⬆️ ⬇️

Close the site mirror from indexing correctly

Hello% habrauser%.

Today I will show how not to close the site mirror from indexing, and how to close it correctly.



Prehistory


I work as a webmaster in one large company for our city.

We have made a client site for advertising and selling our products.

The client chose a domain name in the .RU zone, and the site worked successfully for about a year. The site is currently maintained and edited as necessary with us.

After some time, the client wanted a second domain for the site, but in the zone . .

He independently found “professional seo-specialists of promoters”, whose website was in the first place in issuing Yandex according to certain requests.

With them, he signed a contract, and monthly shipped a considerable amount of money in this seo-desk.

After a couple of weeks, SEOs finally woke up, contacted us and got ftp access to the site, as well as the password from the admin site.



Began "optimization"


It all started with the fact that they did not understand the PHPShop site engine.
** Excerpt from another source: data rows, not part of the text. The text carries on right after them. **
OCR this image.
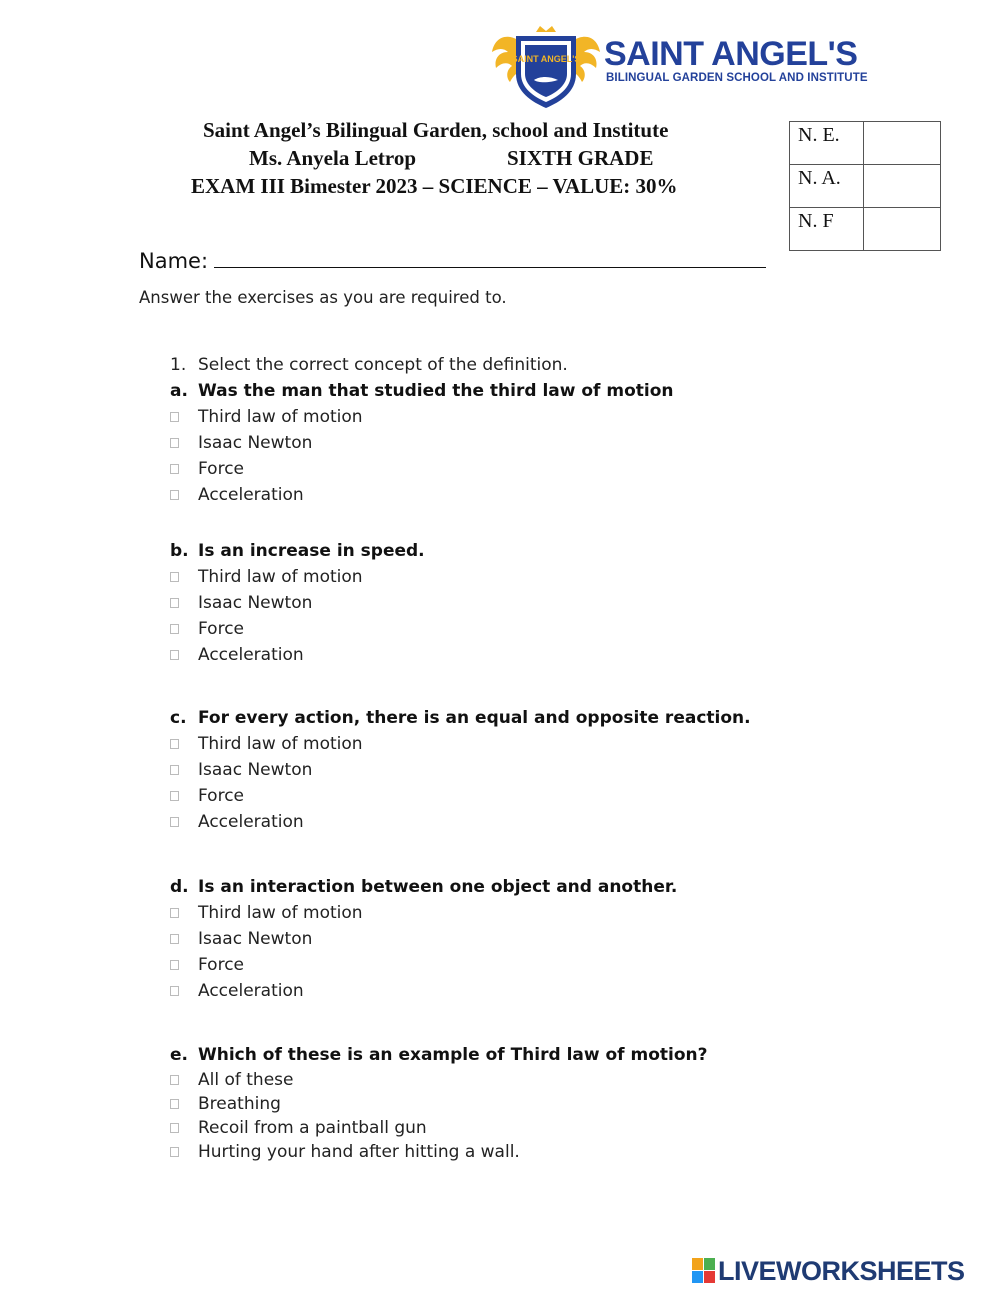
SAINT ANGEL'S SAINT ANGEL'S
BILINGUAL GARDEN SCHOOL AND INSTITUTE
Saint Angel’s Bilingual Garden, school and Institute
Ms. Anyela Letrop	SIXTH GRADE
EXAM III Bimester 2023 – SCIENCE – VALUE: 30%
N. E.	
N. A.	
N. F	
Name:
Answer the exercises as you are required to.
1. Select the correct concept of the definition.
a. Was the man that studied the third law of motion
Third law of motion
Isaac Newton
Force
Acceleration
b. Is an increase in speed.
Third law of motion
Isaac Newton
Force
Acceleration
c. For every action, there is an equal and opposite reaction.
Third law of motion
Isaac Newton
Force
Acceleration
d. Is an interaction between one object and another.
Third law of motion
Isaac Newton
Force
Acceleration
e. Which of these is an example of Third law of motion?
All of these
Breathing
Recoil from a paintball gun
Hurting your hand after hitting a wall.
LIVEWORKSHEETS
They sent us a letter, we told them where it was being edited, in which file the tags they needed were found, and also in the appendix they gave some links to official documentation.



The site itself is designed so that the skeleton of the layout of the main page is in the index.tpl file, and the html skeleton of the remaining inner pages is in the shop.tpl file. The content itself is in the database and edited through the admin panel using a visual editor, or in the form of source html.

')

Seoshniki adjusted the layout as they needed, but on the main page they wanted to stick their copyright advertising.

In the contract, by the way, it is indicated that it is impossible to remove this indexed link to their website .



Grief-optimizers did not understand the elementary admin panel, stuffed the site with their scripts with crutches that interfered with the normal operation of the framework and went against the common sense. The most innocuous - they made a static version of the main one, and put this static index.html next to index.php.



Further, through their scripts, they made the redirection from index.php to index.html

What for? Closing your eyes to the fact that everything is edited through the admin area, it is possible through htaccess and mod_rewrite to make such redirection at the web server level by writing a few lines and not to connect mod_php to output 301 header ...



It turned out that the surprise left by SEOs a month later, when the client wanted to change to the main information, and turned to us.



I do everything by TZ, save, and slowly begin to go crazy.

Climbed into the database - new information. It is useful to pick the engine, and the debug shows that the information is given correctly. I go to ftp, and I find 4 unfamiliar scripts in the root of the site, in the name of which there is the name of the seo-company.



About an hour poked around in their code. By the way, the php code of their scripts was awarded an honorable place on the govnokod.ru resource .



I correct the jamb after them, transfer the work done by them from the static index.html to the engine database.



"We do not mind surprises"


After a couple of weeks, it turns out a new joint. It is the one about which this thread.



The client calls and maliciously says that we again did something on the site, and nothing works. We are starting to understand the problem again in perplexity.



We go to the main page of the mirror in the zone of the Russian Federation , and see the error 404.

Again, we begin to be a little surprised at the ability to add people to work on level ground, and to ask the question “how?”.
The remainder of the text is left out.